I've been looking for two pieces in my scattered history. Feeling that I wanted them to be my next blog post. After rooting around in my storage shed and screeds of folders and files, I finally found the writing and its protagonist. Sadly I had to glue her head back on, but she scrubbed up okay. 
In my self reflection on mothering, in relationship to becoming estranged, and writing about the experience, it seems all things relevant to mothering are to become part of my Memoir, Donna Do - Meeting Myself Coming Back. 
This piece is a snapshot in time. My past self reflecting on her past self. 
I struggled to have children - it is about that time and this alabaster statue gifted to me for luck.
It shows that my first experience of estrangement was with my sister, the gift giver, thirty two years ago. Our family carries a sensitive gene. I too have it.
This prose poem is twenty six years old. Maybe you will resonate with it in some way.
D xx

Prose Poem by Donna Byer-Smith Words 717

I remember when my sister gave her to me. A beautiful thought and gesture. It, or should I say she, kneels about as high as one of my hands is long, and is leaning slightly forward cradling a newborn to her breast. She is of pale skin coloured alabaster and has knelt on a shelf in every house I have resided in for the best part of eight or nine years. As she squats presently, the light hits the crown of her head and her lean narrow shoulders, throwing the baby into shadow along with her lap and face. She is a slim figure with long limbs; delicate and nurturing in her pose. Whenever I look at her I am reminded of things past - my inability to have children, and the once close relationship I had with the sister who gave her to me for luck. There are flecks of olive brown speckled over her like freckles. Her face is not sure whether it is looking down at the baby in arms or forward to the beyond. She could almost be in the midst of an upward movement, about to take the baby to its crib now that it dozes after a belly full of milk.

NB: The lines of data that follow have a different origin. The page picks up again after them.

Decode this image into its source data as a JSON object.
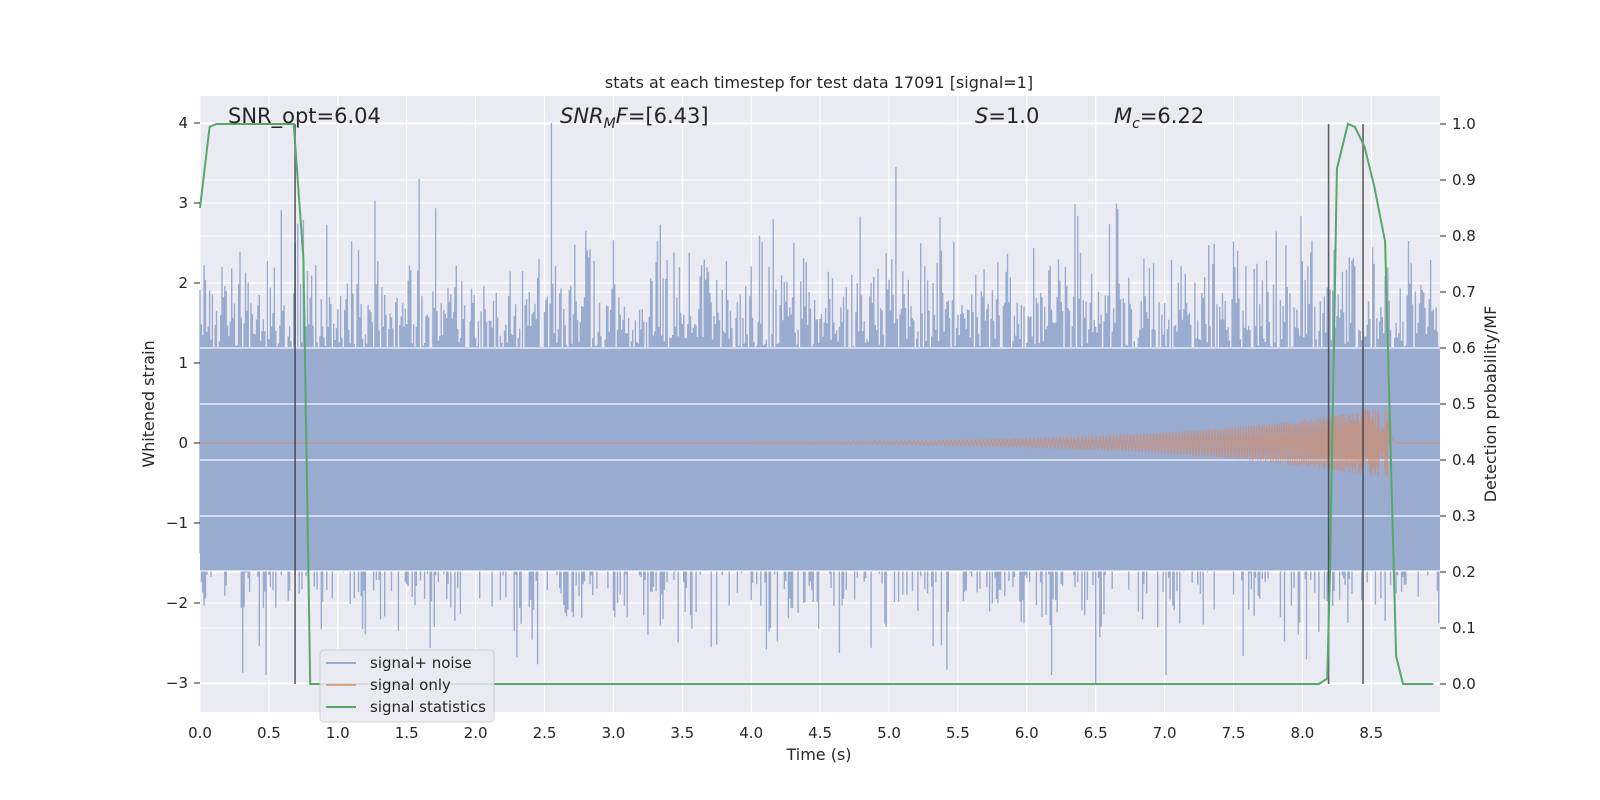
{
  "chart_data": {
    "type": "line",
    "title": "stats at each timestep for test data 17091 [signal=1]",
    "xlabel": "Time (s)",
    "ylabel_left": "Whitened strain",
    "ylabel_right": "Detection probability/MF",
    "xlim": [
      0.0,
      9.0
    ],
    "ylim_left": [
      -3.35,
      4.35
    ],
    "ylim_right": [
      -0.05,
      1.05
    ],
    "xticks": [
      "0.0",
      "0.5",
      "1.0",
      "1.5",
      "2.0",
      "2.5",
      "3.0",
      "3.5",
      "4.0",
      "4.5",
      "5.0",
      "5.5",
      "6.0",
      "6.5",
      "7.0",
      "7.5",
      "8.0",
      "8.5"
    ],
    "yticks_left": [
      "−3",
      "−2",
      "−1",
      "0",
      "1",
      "2",
      "3",
      "4"
    ],
    "yticks_right": [
      "0.0",
      "0.1",
      "0.2",
      "0.3",
      "0.4",
      "0.5",
      "0.6",
      "0.7",
      "0.8",
      "0.9",
      "1.0"
    ],
    "grid": true,
    "legend_position": "lower-left",
    "series": [
      {
        "name": "signal+ noise",
        "color": "#4c72b0",
        "axis": "left",
        "style": "dense noise, approx ±2.5 strain",
        "peak_values": [
          {
            "x": 2.55,
            "y": 4.0
          },
          {
            "x": 5.05,
            "y": 3.45
          },
          {
            "x": 6.5,
            "y": -3.0
          }
        ]
      },
      {
        "name": "signal only",
        "color": "#dd8452",
        "axis": "left",
        "style": "chirp growing to ±0.45 at 8.65 s, near zero before 4.0 s"
      },
      {
        "name": "signal statistics",
        "color": "#55a868",
        "axis": "right",
        "x": [
          0.0,
          0.07,
          0.12,
          0.3,
          0.5,
          0.68,
          0.75,
          0.8,
          0.85,
          2.0,
          4.0,
          6.0,
          8.0,
          8.12,
          8.18,
          8.2,
          8.25,
          8.33,
          8.38,
          8.45,
          8.52,
          8.6,
          8.68,
          8.73,
          8.8,
          8.9,
          8.95
        ],
        "y": [
          0.85,
          0.995,
          1.0,
          1.0,
          1.0,
          1.0,
          0.76,
          0.0,
          0.0,
          0.0,
          0.0,
          0.0,
          0.0,
          0.0,
          0.01,
          0.2,
          0.92,
          1.0,
          0.995,
          0.96,
          0.89,
          0.79,
          0.05,
          0.0,
          0.0,
          0.0,
          0.0
        ]
      }
    ],
    "vertical_lines_x": [
      0.69,
      8.19,
      8.44
    ],
    "annotations": {
      "snr_opt": "SNR_opt=6.04",
      "snr_mf_pre": "SNR",
      "snr_mf_sub": "M",
      "snr_mf_post": "F",
      "snr_mf_val": "=[6.43]",
      "s_var": "S",
      "s_val": "=1.0",
      "mc_var": "M",
      "mc_sub": "c",
      "mc_val": "=6.22"
    },
    "colors": {
      "background": "#eaeaf2",
      "grid": "#ffffff",
      "vline": "#333333"
    }
  }
}
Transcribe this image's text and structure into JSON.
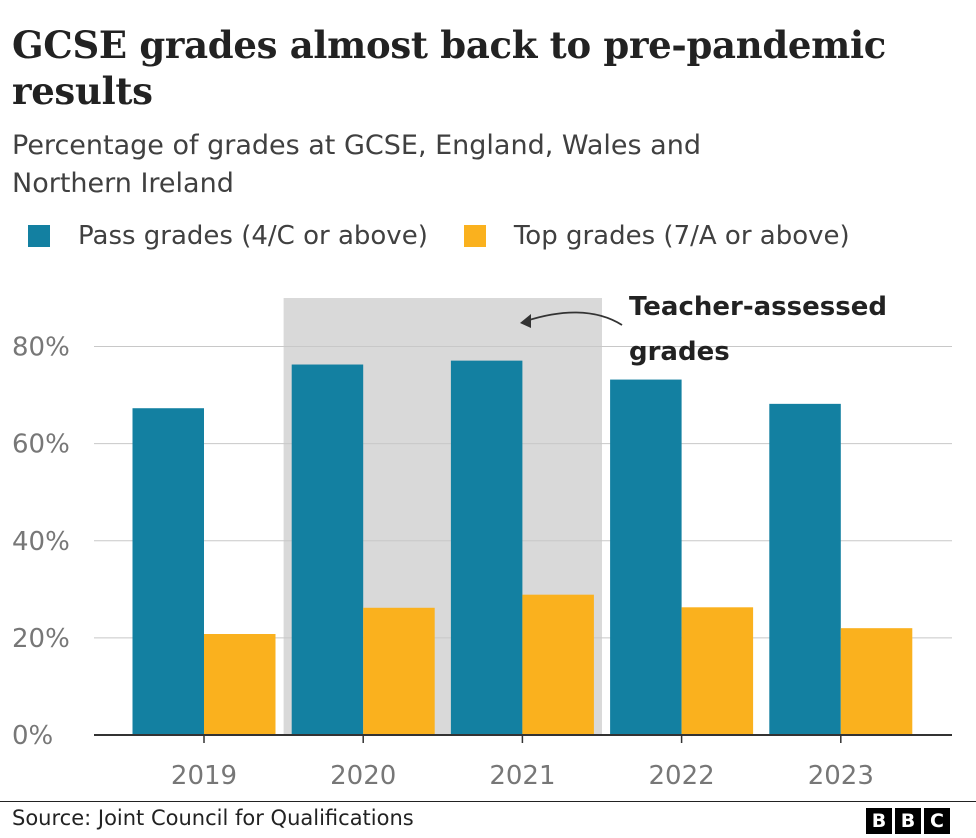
{
  "title": "GCSE grades almost back to pre-pandemic results",
  "subtitle": "Percentage of grades at GCSE, England, Wales and Northern Ireland",
  "legend": [
    {
      "label": "Pass grades (4/C or above)",
      "color": "#1380a1"
    },
    {
      "label": "Top grades (7/A or above)",
      "color": "#fab11e"
    }
  ],
  "source": "Source: Joint Council for Qualifications",
  "logo_text": "BBC",
  "chart_data": {
    "type": "bar",
    "categories": [
      "2019",
      "2020",
      "2021",
      "2022",
      "2023"
    ],
    "series": [
      {
        "name": "Pass grades (4/C or above)",
        "values": [
          67.3,
          76.3,
          77.1,
          73.2,
          68.2
        ],
        "color": "#1380a1"
      },
      {
        "name": "Top grades (7/A or above)",
        "values": [
          20.8,
          26.2,
          28.9,
          26.3,
          22.0
        ],
        "color": "#fab11e"
      }
    ],
    "ylim": [
      0,
      90
    ],
    "yticks": [
      0,
      20,
      40,
      60,
      80
    ],
    "ytick_labels": [
      "0%",
      "20%",
      "40%",
      "60%",
      "80%"
    ],
    "grid": true,
    "shaded_categories": [
      "2020",
      "2021"
    ],
    "shade_color": "#d9d9d9",
    "annotation": {
      "text_lines": [
        "Teacher-assessed",
        "grades"
      ]
    }
  }
}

The piece reminds me of my mother. Mum is a career mother. We used to count when we were kids how long she had been pregnant for, all up. A rough calculation would make it 5 years and three months. She isn't long and lean like my little statue is, but her nurturing and mothering were and continue to be as apparent. I remember when I used to want a baby so badly, and things in my life just weren't allowing me that choice. I remember getting really mad with mum because she didn't seem to understand my need all of a sudden. She seemed to think I could just turn that need off like a switch. I guess she was still being a mother herself, trying to protect me from myself and the influences upon me over which I seemed to be powerless. When I see my mother with a baby now, her experience shows in the way she holds and cherishes it. She would never have needed a good luck charm like mine for her own fertility. Mothering isn't just the ability to fall nor the production of a baby after nine months; it's an all encompassing thing that one can never imagine until one becomes a mother. Mum always said to me that having a baby meant you joined a club. I understood what she meant when I had my first son, but I think the club has become selective about its membership. I feel very alone in my mothering these days.

The statue reminds me of not being able to conceive, and the agony of that lack. It's like being a stepparent - unless you've been one you can't begin to imagine what it's like. I went through step parenting at the same time as trying in vain to fall pregnant. When you can't have something and you can't control the fact that you can't have it – you start to try really hard and go a little crazy. I did anyway. And I was lonely. It was a wedge between my husband and me. A wedge between me and the community. Walking down in the village was the loneliest thing of all. There were only ever mothers with prams and women with pregnant bellies, and none of them knew that the tears in my eyes were because I wanted to be them. It was a time in my life when I would have traded places with somebody else if I’d had the opportunity. The statue is a symbol of my sister too, her avoidance of me and the rest of the family. There isn't a day goes by, when I enter the bathroom and the light picks up the skin coloured tones of the alabaster kneeling on the windowsill, that I don't think of her, and of then. If I was generous of spirit I would pass it on to others who know the loneliness of not being able to fall pregnant, and hope that it would work its magic for them. But I'd miss her.